Ziya Osman bir gün, kitabına da adını veren ‘‘Mesut İnsanlar Fotoğrafhanesi’’ öyküsünde ‘‘Ben de pekâlâ şu mesut insanların fotoğraflarını çıkarttıkları fotoğrafhanelerden birine girebilir, ben de mesudum, benim de resmimi çekebilirsiniz, diyebilirim. Fotoğrafçı da itiraz edemez, sizin kimseniz yok, fotoğrafı ne yapacaksınız, diyemez.’’ diye düşünerek vitrinini izlemekten pek keyif aldığı fotoğrafhaneye girer ve kendi resmini çektirmek için sandalyeye oturur. Devamında ne olduğunu anlatmak yerine öykünün son cümlesini aktarmak istiyorum: ‘‘Beyim mazur görün, sizin fotoğrafınızı çekemeyeceğim.’’ Şimdi yüreklerinize bir soru: Kaç kere mazur görmeniz istendi sizden? Bu sözü, beklentiye girip bir tık fazlasını istediğiniz herkesten, her şeyden duydunuz. Bazen karneniz pekiyi geldiği halde sözü verilip alınmayan kırmızı bisikletten bazen sizi anlamamak için ant içmiş dostunuzdan bazen de kendi kendinize verdiğiniz sözlerden. Mazur gördük ve bütün dünya cereyan altındaymış gibi kapandı kapılar. Belki de Ziya Osman bu cereyanların ağrısıyla ‘‘ Allah’ım! Sen yaratmadın insanları.’’ dedi.

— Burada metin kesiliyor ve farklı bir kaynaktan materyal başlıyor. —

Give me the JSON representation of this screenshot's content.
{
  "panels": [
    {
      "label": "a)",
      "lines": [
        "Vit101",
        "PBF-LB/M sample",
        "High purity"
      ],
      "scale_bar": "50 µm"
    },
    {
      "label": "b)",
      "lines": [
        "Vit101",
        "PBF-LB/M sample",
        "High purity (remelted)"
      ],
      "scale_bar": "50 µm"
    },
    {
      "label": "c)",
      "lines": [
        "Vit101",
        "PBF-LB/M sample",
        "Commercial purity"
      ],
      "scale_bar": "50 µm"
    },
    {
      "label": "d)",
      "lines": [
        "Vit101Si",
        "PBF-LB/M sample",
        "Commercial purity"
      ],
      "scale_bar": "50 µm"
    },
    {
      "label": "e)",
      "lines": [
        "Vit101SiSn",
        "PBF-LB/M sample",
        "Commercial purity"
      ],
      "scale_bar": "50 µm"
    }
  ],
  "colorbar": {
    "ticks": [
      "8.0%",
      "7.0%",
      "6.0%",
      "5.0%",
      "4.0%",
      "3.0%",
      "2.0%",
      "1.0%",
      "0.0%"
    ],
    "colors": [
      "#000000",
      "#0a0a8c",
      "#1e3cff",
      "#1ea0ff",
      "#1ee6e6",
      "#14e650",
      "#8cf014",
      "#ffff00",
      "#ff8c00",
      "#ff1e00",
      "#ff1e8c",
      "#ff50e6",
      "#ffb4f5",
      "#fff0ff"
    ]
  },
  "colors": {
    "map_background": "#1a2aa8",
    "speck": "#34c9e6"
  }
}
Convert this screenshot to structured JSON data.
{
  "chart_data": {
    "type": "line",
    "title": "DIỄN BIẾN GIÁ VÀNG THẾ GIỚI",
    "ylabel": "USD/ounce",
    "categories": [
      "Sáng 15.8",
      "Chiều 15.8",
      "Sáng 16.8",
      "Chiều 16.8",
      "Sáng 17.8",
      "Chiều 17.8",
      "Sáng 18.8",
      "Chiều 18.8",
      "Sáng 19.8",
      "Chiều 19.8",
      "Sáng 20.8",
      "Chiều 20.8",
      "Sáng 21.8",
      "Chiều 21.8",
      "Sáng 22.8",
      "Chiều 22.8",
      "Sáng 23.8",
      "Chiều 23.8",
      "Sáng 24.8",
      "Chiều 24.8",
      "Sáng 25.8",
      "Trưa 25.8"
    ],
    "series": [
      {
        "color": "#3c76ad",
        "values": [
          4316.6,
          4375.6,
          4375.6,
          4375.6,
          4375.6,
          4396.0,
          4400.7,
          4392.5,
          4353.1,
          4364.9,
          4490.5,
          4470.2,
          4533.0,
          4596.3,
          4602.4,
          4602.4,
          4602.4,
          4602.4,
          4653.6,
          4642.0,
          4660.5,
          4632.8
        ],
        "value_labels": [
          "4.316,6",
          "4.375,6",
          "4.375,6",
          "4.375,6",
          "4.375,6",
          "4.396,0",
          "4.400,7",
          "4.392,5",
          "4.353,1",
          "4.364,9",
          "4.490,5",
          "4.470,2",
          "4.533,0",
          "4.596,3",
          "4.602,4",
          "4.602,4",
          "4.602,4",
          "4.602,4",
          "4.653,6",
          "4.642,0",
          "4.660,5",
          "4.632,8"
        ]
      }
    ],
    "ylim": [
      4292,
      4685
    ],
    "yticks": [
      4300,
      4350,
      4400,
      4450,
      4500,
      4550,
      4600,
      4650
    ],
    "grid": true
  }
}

En tatlı hayallerin yolu, her zaman çabaların çokluğundan, adımların sıklığından, vitrinin ötesine geçmeye çalışmaktan geçmez. Nasip devreye girdiğinde, onca yolu yürüme inadı sadece ayakkabı tabanını eskitmekle sınırlı kalabilir. Böyle zamanlarda cereyanlara fırsat vermeden, bağrımızı yün şallarla örterek ‘‘Allah’ım! Sen yarattın bu insanları.’’ diyebilme teslimiyetine bürünebilmek en güzel mazur gördüm deme şeklimiz olabilir.
GENÇ'ın Yazısı.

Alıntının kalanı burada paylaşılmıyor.